An AOV can be performed on a data.frame with either the lm()
function or the aov()
function (either, since an AOV is an usual regression fitting). It works regardless of equal sample sizes (actually, it would be pretty useless if it was restricted to that). Here is an example on how to calculate an AOV in R
with your data:
Europeans <- c(16, 22, 11, 14, 19, 16, 23, 22, 13, 23, 21, 18, 15, 16, 13, 13)
Americans <- c(20, 16, 16, 18, 21, 7, 21, 19, 9, 19, 19, 12, 15, 16, 20, 30, 15, 23, 17)
Australasians <- c(22, 18, 18, 18, 19, 17, 19, 17, 12, 13, 19, 21, 14, 14, 16, 17, 15, 18, 14, 15, 20, 16, 16, 17)
Data <- data.frame(
Continent = as.factor(c(rep('Europeans',length(Europeans)), rep('Americans',length(Americans)), rep('Australasians',length(Australasians)))),
value = c(Europeans,Americans,Australasians)
)
model_lm <- lm(value ~ Continent, data = Data)
model_aov <- aov(value ~ Continent, data = Data)
summary(model_lm)
#>
#> Call:
#> lm(formula = value ~ Continent, data = Data)
#>
#> Residuals:
#> Min 1Q Median 3Q Max
#> -10.526 -2.357 0.125 2.125 12.474
#>
#> Coefficients:
#> Estimate Std. Error t value Pr(>|t|)
#> (Intercept) 17.5263 0.8937 19.611 <2e-16 ***
#> ContinentAustralasians -0.6513 1.1962 -0.544 0.588
#> ContinentEuropeans -0.3388 1.3218 -0.256 0.799
#> ---
#> Signif. codes: 0 '***' 0.001 '**' 0.01 '*' 0.05 '.' 0.1 ' ' 1
#>
#> Residual standard error: 3.896 on 56 degrees of freedom
#> Multiple R-squared: 0.005274, Adjusted R-squared: -0.03025
#> F-statistic: 0.1485 on 2 and 56 DF, p-value: 0.8624
summary.aov(model_lm)
#> Df Sum Sq Mean Sq F value Pr(>F)
#> Continent 2 4.5 2.253 0.148 0.862
#> Residuals 56 849.8 15.175
summary(model_aov)
#> Df Sum Sq Mean Sq F value Pr(>F)
#> Continent 2 4.5 2.253 0.148 0.862
#> Residuals 56 849.8 15.175
Created on 2022-11-08 by the reprex package (v2.0.1)

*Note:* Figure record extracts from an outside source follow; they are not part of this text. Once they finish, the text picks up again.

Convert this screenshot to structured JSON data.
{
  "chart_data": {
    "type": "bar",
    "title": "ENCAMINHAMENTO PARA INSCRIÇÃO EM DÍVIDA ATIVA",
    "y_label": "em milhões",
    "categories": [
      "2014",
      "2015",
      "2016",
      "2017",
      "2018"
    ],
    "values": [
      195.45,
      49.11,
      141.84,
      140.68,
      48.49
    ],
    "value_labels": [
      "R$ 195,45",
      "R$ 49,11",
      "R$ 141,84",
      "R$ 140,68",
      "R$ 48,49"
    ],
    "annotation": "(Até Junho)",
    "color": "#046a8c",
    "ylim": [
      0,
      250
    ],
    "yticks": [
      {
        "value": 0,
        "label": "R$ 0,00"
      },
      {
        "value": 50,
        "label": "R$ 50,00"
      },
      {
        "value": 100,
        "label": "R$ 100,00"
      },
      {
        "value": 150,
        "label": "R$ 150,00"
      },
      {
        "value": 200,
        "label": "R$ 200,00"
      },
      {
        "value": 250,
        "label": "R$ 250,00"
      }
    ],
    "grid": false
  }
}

As you can see, in your sample there is no statistically significant difference in means between all the groups (F-statistic 0.148 with p-value 0.8624). Looking at the coefficients you can see that the intercept (the baseline for the AOV) is statistically significant, but the slope of European and Australasians is not (which also indicates to some extend the missing statistical significance of the AOV).
In conclusion, you cannot say that there is a statistically significant difference in means between your defined groups with the given sample data.
Kind regards
Edit: As a side note, do not try to do several t-tests as a standard procedure. You will increase your likelihood of finding any statistically significant result if you just have enough groups to test on. Use AOV (=omnibus test, e.g. you know there is/is not anything to find, but not where exactly) to see if there is anything to see at all and if it is significant, you should specify your hypothesis and test for those specific cases, instead of testing for everything and adjusting your hypothesis on the way out to your results.